Она повесила трубку; стараясь не глядеть на гостя, вышла в прихожую и вернулась уже в пальто.
— Я на десять минут выйду, вы уж извините, что оставляю вас одного.
— Да и я, пожалуй, пойду, — сказал моряк и поднялся. — Мама задержалась.
— Нет, тогда я никуда не уйду, я вас очень прошу… Через десять минут я вернусь.
Моряк улыбнулся.
— Подруга хочет мне что-то сказать.
«А ей, наверное, хочется, чтобы эта подруга была моряком», — подумал капитан.
Хлопнула дверь. «Как же давно это было. А вдруг все-таки не узнает?.. Да нет, не может быть, чтобы не узнала. Неужели так изменился?» — он волновался как ребенок, разглядывая себя в большом зеркале.

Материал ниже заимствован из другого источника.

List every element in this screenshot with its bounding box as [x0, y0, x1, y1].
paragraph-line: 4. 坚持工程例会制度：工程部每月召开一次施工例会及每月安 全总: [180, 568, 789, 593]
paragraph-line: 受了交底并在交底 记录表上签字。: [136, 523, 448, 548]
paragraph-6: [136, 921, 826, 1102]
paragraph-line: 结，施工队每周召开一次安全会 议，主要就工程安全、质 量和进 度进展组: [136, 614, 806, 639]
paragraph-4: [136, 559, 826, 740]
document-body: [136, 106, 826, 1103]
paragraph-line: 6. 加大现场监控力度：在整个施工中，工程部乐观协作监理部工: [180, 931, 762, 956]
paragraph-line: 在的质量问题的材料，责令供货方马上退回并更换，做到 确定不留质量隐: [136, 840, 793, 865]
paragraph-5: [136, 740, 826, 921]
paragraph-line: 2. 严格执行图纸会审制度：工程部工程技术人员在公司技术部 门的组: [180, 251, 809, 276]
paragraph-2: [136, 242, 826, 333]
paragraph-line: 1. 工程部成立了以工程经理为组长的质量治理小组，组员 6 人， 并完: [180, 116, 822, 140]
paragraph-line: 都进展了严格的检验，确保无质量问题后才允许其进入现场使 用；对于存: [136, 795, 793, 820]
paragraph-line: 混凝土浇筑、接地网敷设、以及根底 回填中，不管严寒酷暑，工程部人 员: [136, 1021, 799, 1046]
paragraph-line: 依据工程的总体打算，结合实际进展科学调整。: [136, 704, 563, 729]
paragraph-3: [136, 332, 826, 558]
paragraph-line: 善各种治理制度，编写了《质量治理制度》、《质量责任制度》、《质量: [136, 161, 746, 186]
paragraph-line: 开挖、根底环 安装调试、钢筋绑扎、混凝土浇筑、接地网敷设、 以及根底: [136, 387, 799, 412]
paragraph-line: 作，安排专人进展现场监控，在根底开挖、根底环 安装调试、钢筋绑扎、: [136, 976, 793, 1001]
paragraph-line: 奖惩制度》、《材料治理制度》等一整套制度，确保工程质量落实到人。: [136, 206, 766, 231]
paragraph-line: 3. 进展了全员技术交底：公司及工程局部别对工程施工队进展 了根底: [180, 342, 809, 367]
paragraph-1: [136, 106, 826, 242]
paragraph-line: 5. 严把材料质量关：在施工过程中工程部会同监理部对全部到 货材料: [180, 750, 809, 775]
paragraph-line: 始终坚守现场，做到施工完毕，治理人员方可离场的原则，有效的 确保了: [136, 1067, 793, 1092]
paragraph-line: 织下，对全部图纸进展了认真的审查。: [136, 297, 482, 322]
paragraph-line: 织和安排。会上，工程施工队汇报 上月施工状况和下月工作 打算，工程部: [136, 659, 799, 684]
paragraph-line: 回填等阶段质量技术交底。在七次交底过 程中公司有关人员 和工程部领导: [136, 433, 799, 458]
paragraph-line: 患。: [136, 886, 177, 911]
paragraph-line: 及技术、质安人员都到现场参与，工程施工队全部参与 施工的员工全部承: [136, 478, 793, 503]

Двадцать пять лет назад точно так же стоял перед зеркалом второкурсник и причесывал влажные волосы. Был вечер. Он ждал ребят, они собирались пойти на день рождения к Лиане Кипиани. Он дружил с Лианой уже два года, они вместе учились в медицинском. Он очень любил Лиану, и она любила его. Некоторые даже считали, что Лиана любит его сильней. Он хорошо понимал, что должен чем-то превосходить ее, чтобы она любила его еще сильней. Он хотел быть ее мечтой. Что делать, такова была Лиана Кипиани. И тогда, причесываясь перед зеркалом, он думал о том, что Лиана совсем не такая, как другие, — ведь каждый думает так о любимой.
Он надел белую сорочку и принялся бриться, хотя брить ему было почти нечего. Сегодня скажу, — думал он и улыбался.
В тот вечер Лиана много говорила и охотно смеялась. А его это раздражало. Особенно рассердило его, когда Лиана долго смеялась шутке сидящего рядом с ним парня и даже чмокнула того в щеку. Нет, надо сказать ей сегодня же, — думал он, не сводя глаз с девушки. Засиделись допоздна. Подвыпившие студенты заговорили о будущем. И только он собрался вывести Лиану в соседнюю комнату, чтобы сделать ей предложение, как один их однокурсник, сильно пьяный, в собственном представлении натура очень поэтическая, предложил выпить за мечту. Он говорил долго и бестолково и закончил свой тост заявлением, что самое заветное его желание — жениться на поэтессе.
— А ты, Лиана, за кого бы ты хотела выйти замуж? — патетически обратился к ней тамада.
— Я? За летчика, нет, за моряка, точно, за моряка. За капитана. — Она обернулась к нему и тихо сказала: — Мне так нравятся моряки.
В тот вечер он ничего не сказал Лиане. А через неделю забрал из института свои документы и переслал их в мореходное училище. В том же году он поступил в училище. Как только окончу, женюсь на Лиане, думал он. А через два месяца началась война. Позже он часто размышлял о своей детской выходке. Размышлял, когда в бою выпадала короткая передышка. Чаще — по ночам. Размышлял даже тогда, когда был уже помощником капитана, когда Лиана стала женой другого, да и сам он тоже был женат.
Раздался звонок. Моряк смутился, вспомнив, что находится один в чужой квартире, нерешительно подошел к двери и осторожно отпер ее.